Затем почему-то снова вспомнились ему (может быть, потому, что споткнулся об искривленный, вышедший из стыка рельс) рассказы старых шахтеров о том, что коногонские лошади, никогда не поднимавшиеся наверх и нередко слепнувшие без света, постепенно вырабатывали в себе привычку опускать на бегу голову. И он опять представил мчавшуюся по этим рельсам коновагонетку: белая лошадь, опустив шею с подстриженной гривой, скачет в своих ременных постромках коротким беспорядочным наметом, а пригнувшийся к вагончику коногон все свищет, гикает, подгоняет ее — старается лихо подкатить к близкому приствольному дворику… «Почему лошадь непременно белая? Вероятно, потому, что это масть преклонного лошадиного возраста — белых молодых лошадей, говорят, не бывает… А думаю сейчас об этой чепухе, конечно, только для того, чтобы не думать о Поле, — внутренне усмехнулся Тарас, беспощадно «расшифровав» собственную хитрость — Но при чем здесь опять… лихие коногоны? Ах да, им, говорят, всегда сопутствовал успех в «делах сердечных», как и шагающему сзади Василию».

— Наговорили нам про старые выработки черт те что! А мы разгуливаем тут почти как в метро! — раздался сзади громкий голос Василия, которому, очевидно, надоело общее молчание.

— Ну-к что ж… — сказал шагов через двадцать приостановившийся Улитин, направляя свою шахтерскую лампу куда-то вбок, где уже не было бревен, а зияла непроницаемая чернота. — Если надоело вам, ребята молодые, двумя ногами топать, спробуем сейчас на четырех. Только помните, что конь о четырех ногах, да и тот спотыкается! — засмеялся он. И хотя Тарас не видел его лица, чувствовалось, что десятник потешается от души. Наверное, остался очень доволен, что случайное и наигранное замечание Василия было обронено именно в этом месте. — Берегите тут еще пуще, ребята молодые, головы и лампы, да поаккуратнее со своими топориками будьте: гезенок этот, по-моему, как гезенок, но все ж ручаюсь, что еще не приходилось вам по такому чудесному метро в другой горизонт на карачках прогуливаться, — снова коротко засмеялся он и, низко пригнувшись, вдруг скрылся в гезенке.

— Давай я первым, — негромко предложил Василий.

— Первый уже в гезенке, — не оглядываясь, ответил Тарас и, тоже сильно согнувшись, полез следом за Улитиным.

Аспидная чернота сразу же поглотила и Улитина и заслоненный, направленный вперед свет его лампочки. Только по голосу, глухо раздававшемуся откуда-то из глубины и сверху, было ясно, что Улитин еще никуда не исчез, не провалился в сказочный подземный тартарар, а находится здесь почти рядом.

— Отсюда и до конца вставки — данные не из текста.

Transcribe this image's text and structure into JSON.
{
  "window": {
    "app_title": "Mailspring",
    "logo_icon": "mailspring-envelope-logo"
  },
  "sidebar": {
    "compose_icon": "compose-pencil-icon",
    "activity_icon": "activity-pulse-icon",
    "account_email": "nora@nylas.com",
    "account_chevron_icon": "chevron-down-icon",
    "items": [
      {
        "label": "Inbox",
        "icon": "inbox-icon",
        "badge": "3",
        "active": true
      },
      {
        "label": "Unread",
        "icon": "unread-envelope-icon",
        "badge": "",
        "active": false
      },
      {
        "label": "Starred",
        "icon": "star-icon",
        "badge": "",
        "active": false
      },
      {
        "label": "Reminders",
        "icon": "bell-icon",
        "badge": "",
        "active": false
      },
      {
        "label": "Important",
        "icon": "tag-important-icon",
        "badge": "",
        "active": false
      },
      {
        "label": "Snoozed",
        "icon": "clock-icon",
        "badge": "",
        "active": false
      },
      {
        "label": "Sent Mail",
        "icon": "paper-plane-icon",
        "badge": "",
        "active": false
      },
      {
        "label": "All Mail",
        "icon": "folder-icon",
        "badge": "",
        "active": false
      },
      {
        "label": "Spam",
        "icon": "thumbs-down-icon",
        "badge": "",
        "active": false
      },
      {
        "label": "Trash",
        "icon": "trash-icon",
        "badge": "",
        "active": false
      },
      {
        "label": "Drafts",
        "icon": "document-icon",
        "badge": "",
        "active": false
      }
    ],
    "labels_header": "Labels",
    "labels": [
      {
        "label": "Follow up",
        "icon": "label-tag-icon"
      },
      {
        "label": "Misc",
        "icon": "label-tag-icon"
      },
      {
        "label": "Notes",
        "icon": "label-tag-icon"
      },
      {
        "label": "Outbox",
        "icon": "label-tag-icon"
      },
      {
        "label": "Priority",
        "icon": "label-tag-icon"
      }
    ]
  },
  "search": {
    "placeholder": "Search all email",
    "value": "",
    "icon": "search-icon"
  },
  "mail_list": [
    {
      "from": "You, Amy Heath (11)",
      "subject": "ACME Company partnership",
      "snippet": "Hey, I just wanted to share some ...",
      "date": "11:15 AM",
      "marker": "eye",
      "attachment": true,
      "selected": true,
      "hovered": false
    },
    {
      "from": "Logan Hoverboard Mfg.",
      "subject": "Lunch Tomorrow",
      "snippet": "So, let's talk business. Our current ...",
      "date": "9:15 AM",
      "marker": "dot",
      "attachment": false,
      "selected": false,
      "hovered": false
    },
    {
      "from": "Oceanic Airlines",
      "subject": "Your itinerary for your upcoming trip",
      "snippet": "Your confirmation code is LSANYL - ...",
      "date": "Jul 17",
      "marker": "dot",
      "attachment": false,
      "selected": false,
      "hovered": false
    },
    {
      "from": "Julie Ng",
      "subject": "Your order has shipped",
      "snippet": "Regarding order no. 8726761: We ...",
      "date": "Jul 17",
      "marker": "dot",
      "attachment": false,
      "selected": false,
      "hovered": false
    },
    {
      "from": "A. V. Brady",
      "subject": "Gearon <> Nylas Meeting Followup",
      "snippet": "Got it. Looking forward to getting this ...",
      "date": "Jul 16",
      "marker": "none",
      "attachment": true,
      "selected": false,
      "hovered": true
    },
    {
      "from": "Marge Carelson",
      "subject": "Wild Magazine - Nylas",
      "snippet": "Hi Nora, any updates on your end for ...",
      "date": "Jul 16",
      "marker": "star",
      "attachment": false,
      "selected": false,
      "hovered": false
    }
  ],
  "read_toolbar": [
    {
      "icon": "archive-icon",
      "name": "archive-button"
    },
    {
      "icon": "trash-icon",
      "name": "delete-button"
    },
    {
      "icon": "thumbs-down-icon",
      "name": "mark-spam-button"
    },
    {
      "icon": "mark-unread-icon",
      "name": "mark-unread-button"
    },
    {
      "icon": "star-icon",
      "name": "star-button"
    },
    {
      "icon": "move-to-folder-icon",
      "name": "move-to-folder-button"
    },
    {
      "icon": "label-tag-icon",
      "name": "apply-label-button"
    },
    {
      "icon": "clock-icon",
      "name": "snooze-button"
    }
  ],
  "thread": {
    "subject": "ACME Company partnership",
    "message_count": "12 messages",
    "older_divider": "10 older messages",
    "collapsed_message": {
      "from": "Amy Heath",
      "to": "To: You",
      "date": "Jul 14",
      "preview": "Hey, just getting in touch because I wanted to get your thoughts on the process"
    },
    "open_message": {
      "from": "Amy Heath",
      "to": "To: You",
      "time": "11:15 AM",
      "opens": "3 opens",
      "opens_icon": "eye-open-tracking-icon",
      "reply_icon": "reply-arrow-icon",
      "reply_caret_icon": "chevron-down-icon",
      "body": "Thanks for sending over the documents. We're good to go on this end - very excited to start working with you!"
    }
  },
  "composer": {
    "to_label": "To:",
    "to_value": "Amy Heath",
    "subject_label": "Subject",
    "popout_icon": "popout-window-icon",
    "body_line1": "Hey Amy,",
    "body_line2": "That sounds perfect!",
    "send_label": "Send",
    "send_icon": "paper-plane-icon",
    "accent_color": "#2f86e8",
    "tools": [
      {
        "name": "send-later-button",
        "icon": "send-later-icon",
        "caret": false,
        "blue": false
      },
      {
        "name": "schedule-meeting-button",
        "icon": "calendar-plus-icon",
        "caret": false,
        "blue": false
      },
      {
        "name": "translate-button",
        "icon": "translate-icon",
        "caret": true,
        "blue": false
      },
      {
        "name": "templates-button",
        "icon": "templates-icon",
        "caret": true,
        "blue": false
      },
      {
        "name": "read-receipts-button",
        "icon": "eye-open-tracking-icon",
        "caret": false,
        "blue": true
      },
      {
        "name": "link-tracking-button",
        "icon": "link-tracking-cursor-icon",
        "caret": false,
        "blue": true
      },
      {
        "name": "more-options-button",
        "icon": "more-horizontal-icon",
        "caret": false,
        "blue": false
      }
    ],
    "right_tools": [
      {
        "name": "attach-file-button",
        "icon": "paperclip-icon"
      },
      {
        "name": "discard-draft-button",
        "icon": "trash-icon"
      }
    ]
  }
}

— Действуйте осмотрительнее, а ползите веселее, ребята молодые, по этому метро: падать тут некуда, так все время наверх и наверх, как на печку, и полезем. Только кровлю эту низкую смотрите головами не попортите! — старательно шутил он, хотя ребятам и было слышно, что продвигается привычный десятник кряхтя и отдуваясь. — Зато назад пойдем в этом месте с форсом: прямо на этих брезентовых робах своих, как на метровском эскалаторе, вмиг и съедем вниз…

— Да-а, уж фо-орс! — закричал ему Василий. — Вот, должно быть, где… то есть про подобное чертово местечко писалось Маяковским-то: «…если хочешь убедиться, что земля поката, — сядь на собственные ягодицы и катись!» Про это, Тараска, наверное? А?..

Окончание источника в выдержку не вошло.